Testing and assessment also challenges faculty-institution relations. Institutions can use assessment data for its support but unfortunately this kind of data may not tell the whole faculty story. Some learning management systems will allow faculty to identify course goals and link student artifacts demonstrating goal achievement to each goal. Framed positively, this process sounds like easy data collection for re-accreditation of programs, schools, colleges, and even regional accreditors. Regrettably these same data can suppress teaching innovations: trying a new practice brings a significant risk of success or failure. Moreover, these data could also contribute to bias against faculty members who may struggle with an accent or ability challenge. These data may, then, become evidence used to prevent professional progress or to dismiss a faculty member simply for being different. Thus giving institutional access to what might be intermediate data in a course or program may negatively impact the learning environment and drive faculty to teach to assessments rather than to metacognitive practices.

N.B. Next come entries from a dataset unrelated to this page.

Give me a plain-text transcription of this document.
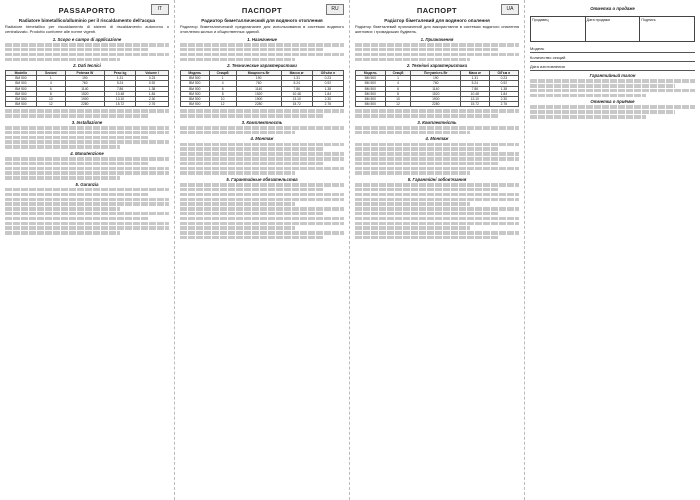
PASSAPORTO	IT
Radiatore bimetallico/alluminio per il riscaldamento dell'acqua
Radiatore bimetallico per riscaldamento di sistemi di riscaldamento autonomo o centralizzato. Prodotto conforme alle norme vigenti.
1. Scopo e campo di applicazione
2. Dati tecnici
Modello	Sezioni	Potenza W	Peso kg	Volume l
BM 500	1	190	1.31	0.23
BM 500	4	760	5.24	0.92
BM 500	6	1140	7.86	1.38
BM 500	8	1520	10.48	1.84
BM 500	10	1900	13.10	2.30
BM 500	12	2280	15.72	2.76
3. Installazione
4. Manutenzione
5. Garanzia
ПАСПОРТ	RU
Радиатор биметаллический для водяного отопления
Радиатор биметаллический предназначен для использования в системах водяного отопления жилых и общественных зданий.
1. Назначение
2. Технические характеристики
Модель	Секций	Мощность Вт	Масса кг	Объём л
BM 500	1	190	1.31	0.23
BM 500	4	760	5.24	0.92
BM 500	6	1140	7.86	1.38
BM 500	8	1520	10.48	1.84
BM 500	10	1900	13.10	2.30
BM 500	12	2280	15.72	2.76
3. Комплектность
4. Монтаж
5. Гарантийные обязательства
ПАСПОРТ	UA
Радіатор біметалевий для водяного опалення
Радіатор біметалевий призначений для використання в системах водяного опалення житлових і громадських будівель.
1. Призначення
2. Технічні характеристики
Модель	Секцій	Потужність Вт	Маса кг	Об'єм л
BM 500	1	190	1.31	0.23
BM 500	4	760	5.24	0.92
BM 500	6	1140	7.86	1.38
BM 500	8	1520	10.48	1.84
BM 500	10	1900	13.10	2.30
BM 500	12	2280	15.72	2.76
3. Комплектність
4. Монтаж
5. Гарантійні зобов'язання
Отметка о продаже
Продавец	Дата продажи	Подпись
Модель
Количество секций
Дата изготовления
Гарантийный талон
Отметка о приёмке
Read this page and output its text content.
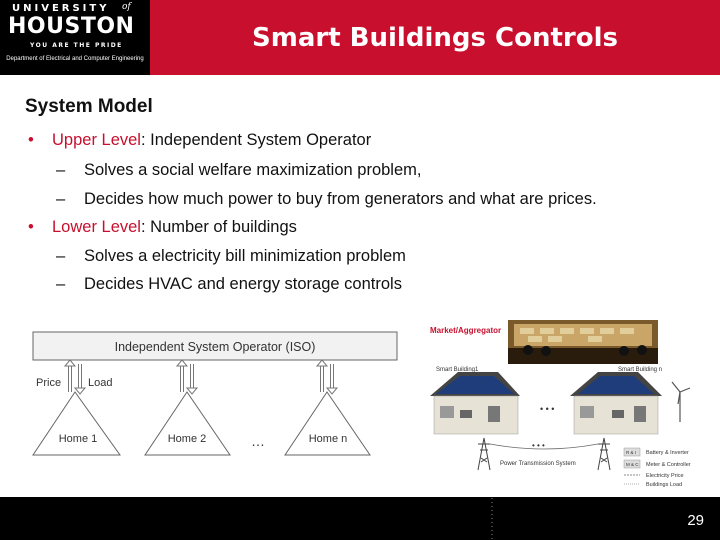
UNIVERSITY of
HOUSTON
YOU ARE THE PRIDE
Department of Electrical and Computer Engineering
Smart Buildings Controls
System Model
• Upper Level: Independent System Operator
– Solves a social welfare maximization problem,
– Decides how much power to buy from generators and what are prices.
• Lower Level: Number of buildings
– Solves a electricity bill minimization problem
– Decides HVAC and energy storage controls
Independent System Operator (ISO)
Price Load
Home 1	Home 2	Home n
…
Market/Aggregator
Smart Building1
• • •
Smart Building n
• • •
Power Transmission System
R & I Battery & Inverter
M & C Meter & Controller
Electricity Price
Buildings Load
29
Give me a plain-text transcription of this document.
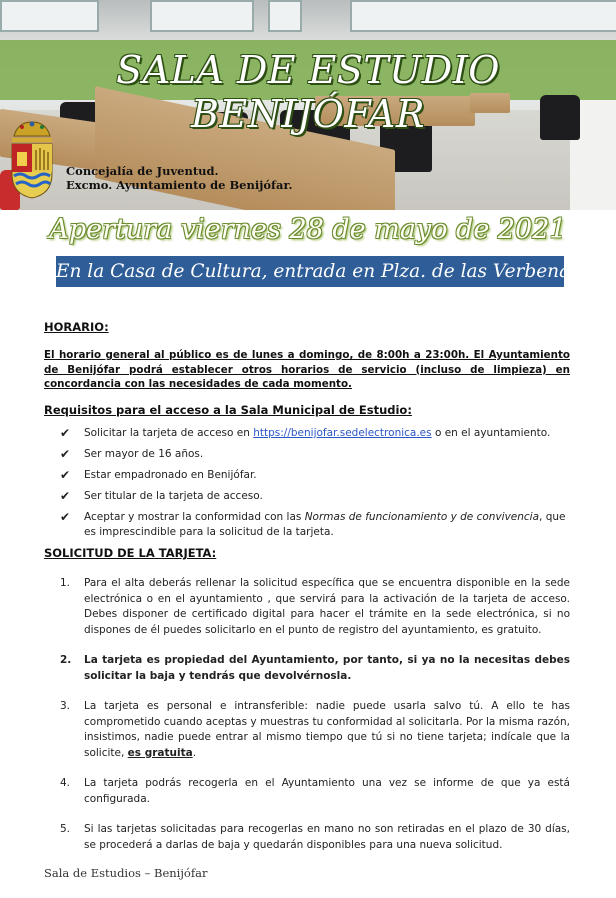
SALA DE ESTUDIO BENIJÓFAR
Concejalía de Juventud.
Excmo. Ayuntamiento de Benijófar.
Apertura viernes 28 de mayo de 2021
En la Casa de Cultura, entrada en Plza. de las Verbenas
HORARIO:
El horario general al público es de lunes a domingo, de 8:00h a 23:00h. El Ayuntamiento de Benijófar podrá establecer otros horarios de servicio (incluso de limpieza) en concordancia con las necesidades de cada momento.
Requisitos para el acceso a la Sala Municipal de Estudio:
✔ Solicitar la tarjeta de acceso en https://benijofar.sedelectronica.es o en el ayuntamiento.
✔ Ser mayor de 16 años.
✔ Estar empadronado en Benijófar.
✔ Ser titular de la tarjeta de acceso.
✔ Aceptar y mostrar la conformidad con las Normas de funcionamiento y de convivencia, que es imprescindible para la solicitud de la tarjeta.
SOLICITUD DE LA TARJETA:
1. Para el alta deberás rellenar la solicitud específica que se encuentra disponible en la sede electrónica o en el ayuntamiento , que servirá para la activación de la tarjeta de acceso. Debes disponer de certificado digital para hacer el trámite en la sede electrónica, si no dispones de él puedes solicitarlo en el punto de registro del ayuntamiento, es gratuito.
2. La tarjeta es propiedad del Ayuntamiento, por tanto, si ya no la necesitas debes solicitar la baja y tendrás que devolvérnosla.
3. La tarjeta es personal e intransferible: nadie puede usarla salvo tú. A ello te has comprometido cuando aceptas y muestras tu conformidad al solicitarla. Por la misma razón, insistimos, nadie puede entrar al mismo tiempo que tú si no tiene tarjeta; indícale que la solicite, es gratuita.
4. La tarjeta podrás recogerla en el Ayuntamiento una vez se informe de que ya está configurada.
5. Si las tarjetas solicitadas para recogerlas en mano no son retiradas en el plazo de 30 días, se procederá a darlas de baja y quedarán disponibles para una nueva solicitud.
Sala de Estudios – Benijófar
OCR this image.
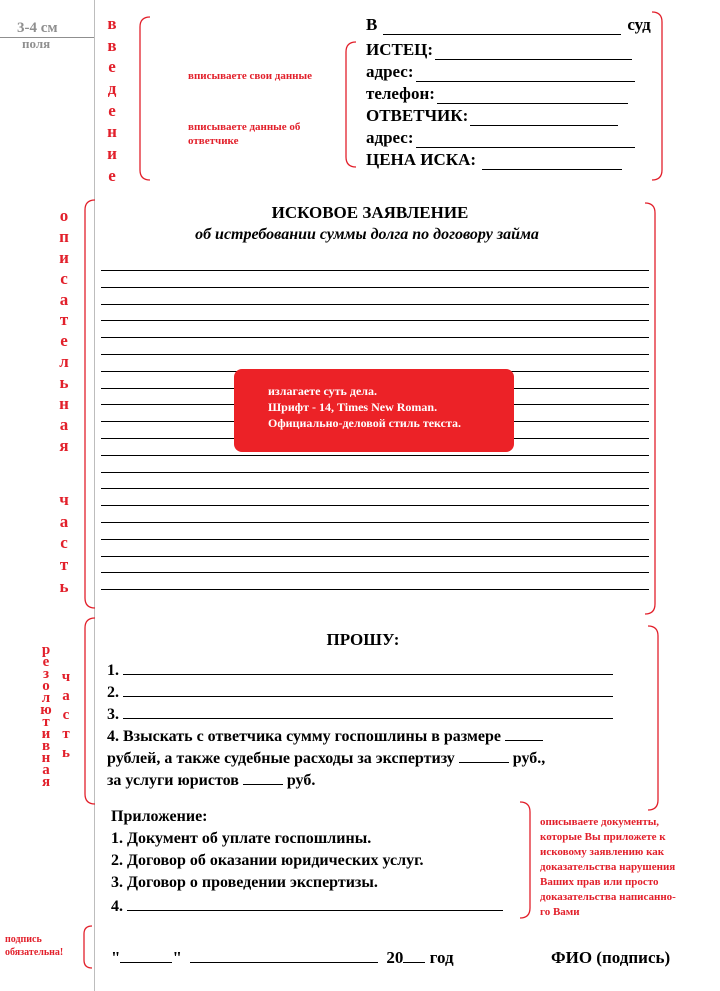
3-4 см
поля
в
в
е
д
е
н
и
е
о
п
и
с
а
т
е
л
ь
н
а
я
ч
а
с
т
ь
р
е
з
о
л
ю
т
и
в
н
а
я
ч
а
с
т
ь
вписываете свои данные
вписываете данные об
ответчике
В	суд
ИСТЕЦ:
адрес:
телефон:
ОТВЕТЧИК:
адрес:
ЦЕНА ИСКА:
ИСКОВОЕ ЗАЯВЛЕНИЕ
об истребовании суммы долга по договору займа
излагаете суть дела.
Шрифт - 14, Times New Roman.
Официально-деловой стиль текста.
ПРОШУ:
1.
2.
3.
4. Взыскать с ответчика сумму госпошлины в размере
рублей, а также судебные расходы за экспертизу	руб.,
за услуги юристов	руб.
Приложение:
1. Документ об уплате госпошлины.
2. Договор об оказании юридических услуг.
3. Договор о проведении экспертизы.
4.
описываете документы,
которые Вы приложете к
исковому заявлению как
доказательства нарушения
Ваших прав или просто
доказательства написанно-
го Вами
подпись
обязательна!	"	"	20 год	ФИО (подпись)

Clearly, technology and assessment challenge chafe against each other. Assessment technologies show great promise to support learning, especially when adaptively supporting learners and increasing persistence and equity through testing. For individual feedback and self- assessment, these technologies prove especially useful to students and faculty. At varying institutional levels, assessment data can inform decision making, providing administrators with additional data to determine what and how to build or renovate, which programs need funding and development; which faculty might benefit from additional support to do their best work. Concurrently, assessment technologies create new challenges, potentially disadvantaging the very learners who need the most support, reducing assessment complexity and equality, and generating new cheating practices. Institutionally, collecting data for assessment purposes may be necessary, but that data may offer the potential to target faculty members inappropriately using assessment data. At this point of generative friction, technology and assessment create a spark to imagine new futures.